Côté architecture, la surprise est totale. Conçue par Franck Hammoutène, Notre-Dame de Pentecôte est construite entre 1998 et 2001 et labellisée Architecture contemporaine remarquable en 2011. Sa grande particularité ? Elle occupe un site très contraint, au-dessus du tunnel de la RN 192 et de la gare routière, ce qui lui donne cette impression de bâtiment presque suspendu au-dessus du vide. Le ministère de la Culture souligne sa prouesse technique : un édifice cubique en béton, posé sur des fondations complexes, organisé sur trois niveaux, avec un hall d’accueil, des salles de réunion et une salle de culte pouvant accueillir jusqu’à 300 personnes.

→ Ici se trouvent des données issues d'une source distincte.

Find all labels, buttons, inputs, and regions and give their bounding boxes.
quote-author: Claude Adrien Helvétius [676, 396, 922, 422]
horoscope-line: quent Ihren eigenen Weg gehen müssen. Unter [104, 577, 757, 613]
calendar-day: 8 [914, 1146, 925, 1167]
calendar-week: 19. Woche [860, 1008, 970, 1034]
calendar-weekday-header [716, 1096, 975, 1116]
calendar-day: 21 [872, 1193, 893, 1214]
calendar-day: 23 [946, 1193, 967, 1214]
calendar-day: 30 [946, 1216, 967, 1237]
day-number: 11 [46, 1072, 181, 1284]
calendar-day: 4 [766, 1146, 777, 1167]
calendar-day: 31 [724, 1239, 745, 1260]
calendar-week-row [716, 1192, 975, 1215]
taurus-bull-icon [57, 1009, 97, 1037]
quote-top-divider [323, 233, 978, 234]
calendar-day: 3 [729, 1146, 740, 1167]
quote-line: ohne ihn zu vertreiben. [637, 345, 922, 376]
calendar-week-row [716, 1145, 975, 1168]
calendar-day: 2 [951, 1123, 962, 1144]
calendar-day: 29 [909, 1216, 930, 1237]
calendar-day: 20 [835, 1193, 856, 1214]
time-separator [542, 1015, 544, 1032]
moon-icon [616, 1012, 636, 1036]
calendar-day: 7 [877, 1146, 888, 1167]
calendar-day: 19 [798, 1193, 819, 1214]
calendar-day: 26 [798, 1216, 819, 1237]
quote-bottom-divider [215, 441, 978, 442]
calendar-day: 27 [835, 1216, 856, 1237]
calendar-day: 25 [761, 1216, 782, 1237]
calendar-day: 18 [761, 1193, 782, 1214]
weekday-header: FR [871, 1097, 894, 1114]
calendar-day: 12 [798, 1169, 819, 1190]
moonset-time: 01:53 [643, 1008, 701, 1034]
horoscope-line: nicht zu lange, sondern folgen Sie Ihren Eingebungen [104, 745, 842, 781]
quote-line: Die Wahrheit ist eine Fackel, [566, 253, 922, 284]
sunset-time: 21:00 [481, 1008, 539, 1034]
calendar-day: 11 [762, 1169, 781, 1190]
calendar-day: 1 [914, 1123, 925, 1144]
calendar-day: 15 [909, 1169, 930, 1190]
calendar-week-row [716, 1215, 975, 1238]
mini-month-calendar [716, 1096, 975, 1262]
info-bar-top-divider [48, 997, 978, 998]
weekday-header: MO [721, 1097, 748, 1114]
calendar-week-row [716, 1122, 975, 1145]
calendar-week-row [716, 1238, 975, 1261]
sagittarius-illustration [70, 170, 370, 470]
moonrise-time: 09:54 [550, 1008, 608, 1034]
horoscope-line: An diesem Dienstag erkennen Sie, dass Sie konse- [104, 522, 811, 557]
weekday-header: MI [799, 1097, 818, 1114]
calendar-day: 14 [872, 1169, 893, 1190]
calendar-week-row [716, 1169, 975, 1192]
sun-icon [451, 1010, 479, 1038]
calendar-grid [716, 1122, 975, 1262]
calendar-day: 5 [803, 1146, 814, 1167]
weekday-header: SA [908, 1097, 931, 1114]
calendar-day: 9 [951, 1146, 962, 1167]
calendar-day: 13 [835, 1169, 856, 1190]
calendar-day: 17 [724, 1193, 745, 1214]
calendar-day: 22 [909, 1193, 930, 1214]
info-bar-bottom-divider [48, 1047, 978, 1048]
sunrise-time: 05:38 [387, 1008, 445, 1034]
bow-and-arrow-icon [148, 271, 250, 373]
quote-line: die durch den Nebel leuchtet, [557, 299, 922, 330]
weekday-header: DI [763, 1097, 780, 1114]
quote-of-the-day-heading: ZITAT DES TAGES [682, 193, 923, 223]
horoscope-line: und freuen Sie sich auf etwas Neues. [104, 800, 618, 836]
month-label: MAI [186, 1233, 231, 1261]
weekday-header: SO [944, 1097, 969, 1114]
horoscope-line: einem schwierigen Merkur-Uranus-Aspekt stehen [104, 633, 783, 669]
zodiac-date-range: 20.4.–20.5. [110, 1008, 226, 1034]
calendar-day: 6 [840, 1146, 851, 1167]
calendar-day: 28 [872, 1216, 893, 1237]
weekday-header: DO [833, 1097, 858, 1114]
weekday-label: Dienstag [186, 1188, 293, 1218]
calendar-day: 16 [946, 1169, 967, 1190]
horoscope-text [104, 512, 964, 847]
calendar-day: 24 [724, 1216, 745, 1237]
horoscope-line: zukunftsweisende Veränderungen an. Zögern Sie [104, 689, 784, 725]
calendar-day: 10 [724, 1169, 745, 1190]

Sa façade monumentale en verre translucide, haute et étroite, laisse apparaître une croix en filigrane : un signe sobre, presque secret, mais bien visible dans le paysage de La Défense.
Historiquement, le lieu prend la suite du Relais Jean XXIII, un espace de recueillement destiné aux salariés du quartier et construit en 1976 par l’architecte Jean Beuzard. Notre-Dame de Pentecôte prolonge cette présence spirituelle dans un quartier où l’on vient surtout travailler. Aujourd’hui encore, elle conserve cette vocation singulière : messes, temps de prière, accueil, expositions, conférences, librairie, groupes de réflexion autour du monde professionnel ou de la solidarité. Plus qu’une curiosité architecturale, c’est donc une église de passage et de pause, conçue pour offrir un moment de calme au cœur d’un des lieux les plus actifs d’Île-de-France. Et c’est sans doute là que réside son charme : à La Défense, elle ne cherche pas à rivaliser avec les gratte-ciel, elle propose simplement de lever les yeux autrement.